Tables 3, 4 and 5 summarize the time average Nusselt number obtained by simulation for Prandtl number of 0.7, Reynolds number, Re 100, 150 and 200, respectively. As mentioned above, Tables 3, 4 and 5 show that, in the given case of cylinder oscillation amplitude (Ax and Ay), the time average Nusselt number increases with Reynolds number. At a higher Reynolds number, the high velocity flowing fluid helps to increase heat transfer by improving the heat by convection. Also, for particular cylinder x-direction oscillation amplitude, Ax, the time average Nusselt number is increasing with cylinder y-direction oscillation amplitude, Ay. As mentioned previously, the Nusselt number increases with an increase in cylinder oscillation amplitude at a particular cylinder oscillation frequency. An increase in Nusselt number at lower cylinder amplitude is not appreciable, which is only 2%, 4% and 13% for Re 100, 150 and 200, respectively, compared to the stationary cylinder. A maximum increase of 28.7%, 29.9% and 39.6% in Nusselt number is observed for Re 100, 150 and 200, respectively, compared to the stationary cylinder. At a higher Reynolds number, Re = 200, the three-dimensional effects are contributing; hence larger increase in the Nusselt number can be seen. Also, for fixed cylinder oscillation amplitude (fixed values of Ax and Ay), the Nusselt number increases with an increase in cylinder oscillation frequency ratio. The rate of increase in Nusselt number is observed to be increasing till oscillation frequency ratio of 1.5–2; however, then the rate of increase in Nusselt number is decreasing at higher frequency ratio (F > 2.5). The heat transfer is found to be maximum for the frequency ratio range of 0.75 – 2, mainly due to the lock-on phenomenon.

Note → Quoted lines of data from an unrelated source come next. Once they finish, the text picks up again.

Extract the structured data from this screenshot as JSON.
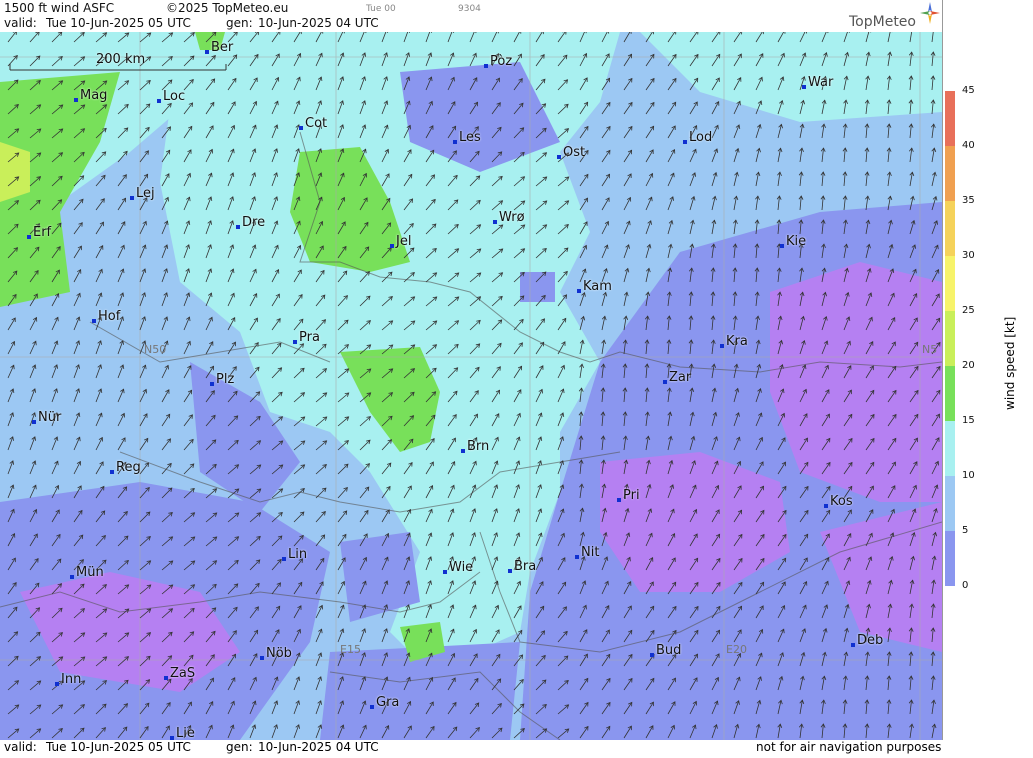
{
  "header": {
    "product": "1500 ft wind ASFC",
    "copyright": "©2025 TopMeteo.eu",
    "small_time": "Tue 00",
    "small_code": "9304",
    "valid_label": "valid:",
    "valid_value": "Tue  10-Jun-2025  05 UTC",
    "gen_label": "gen:",
    "gen_value": "10-Jun-2025 04 UTC",
    "brand": "TopMeteo"
  },
  "scale_bar": "200 km",
  "grid_labels": {
    "lat": "N50",
    "lat_right": "N5",
    "lon1": "E15",
    "lon2": "E20"
  },
  "cities": [
    "Ber",
    "Pòz",
    "War",
    "Mag",
    "Loc",
    "Cot",
    "Les",
    "Ost",
    "Lod",
    "Lej",
    "Dre",
    "Wrø",
    "Jel",
    "Kie",
    "Erf",
    "Kam",
    "Hof",
    "Pra",
    "Kra",
    "Zar",
    "Plz",
    "Nür",
    "Brn",
    "Reg",
    "Pri",
    "Kos",
    "Lin",
    "Nit",
    "Mün",
    "Wie",
    "Bra",
    "Deb",
    "Nöb",
    "Bud",
    "E20",
    "Inn",
    "ZaS",
    "Gra",
    "Lie"
  ],
  "legend": {
    "title": "wind speed [kt]",
    "ticks": [
      "45",
      "40",
      "35",
      "30",
      "25",
      "20",
      "15",
      "10",
      "5",
      "0"
    ],
    "colors": [
      "#e8705a",
      "#f0a050",
      "#f5d25a",
      "#f7f36a",
      "#c9ef5a",
      "#78e05a",
      "#a8f0f0",
      "#9cc8f3",
      "#8a96ef",
      "#b580f2"
    ]
  },
  "footer": {
    "valid_label": "valid:",
    "valid_value": "Tue   10-Jun-2025   05 UTC",
    "gen_label": "gen:",
    "gen_value": "10-Jun-2025 04 UTC",
    "disclaimer": "not for air navigation purposes"
  }
}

Table 3 Time average Nusselt number at Reynolds number 100, Pr = 0.7
Table 4 Time average Nusselt number at Reynolds number 150, Pr = 0.7
Table 5 Time average Nusselt number at Reynolds number 200, Pr = 0.7

Conclusions

In the present paper, convective heat transfer from a circular cylinder forced to oscillate elliptically in an incompressible flow is numerically simulated. The two-dimensional laminar incompressible viscous fluid–structure interaction problem is simulated first time using an in-house ALE-HLLC-AC Riemann solver. During validation, the heat transfer rate is found to be increased maximum by 15.46% for the transverse oscillation in the lock-in region. For in-line oscillation cases, a maximum of 3.5% heat transfer is increased in the lock-in region; however, the heat transfer decreases by 4% for a higher frequency ratio.

From the present computation of a convective heat transfer from a circular cylinder forced to oscillate elliptically, it can be observed that the heat characteristics are completely different from a transversely and in-line oscillation case. The heat transfer characteristics show a higher Nusselt number but complex flow patterns for elliptical oscillations. Although no specific trend for lock-on region is seen, heat transfer is increasing for a higher cylinder frequency ratio, F. Present study also shows that the heat transfer is promoted for the higher amplitude of cylinder oscillation. For elliptical oscillations path having larger oscillation amplitude in a transverse direction, Ay shows a higher increase in Nusselt number than that of oscillation amplitude in in-line direction, Ax. Hence, it can be concluded that cylinder oscillating with higher oscillation amplitude and at higher frequency ratio shows the highest increase in heat transfer. A maximum increase of 28.7%, 29.9% and 39.6% in Nusselt number is observed for Re 100, 150 and 200, respectively, compared to the stationary cylinder. The vortex-induced vibration of circular cylinder will help in designing and understanding many future potential application like vortex-induced energy harvesting systems, unmanned water/aerial vehicles, etc.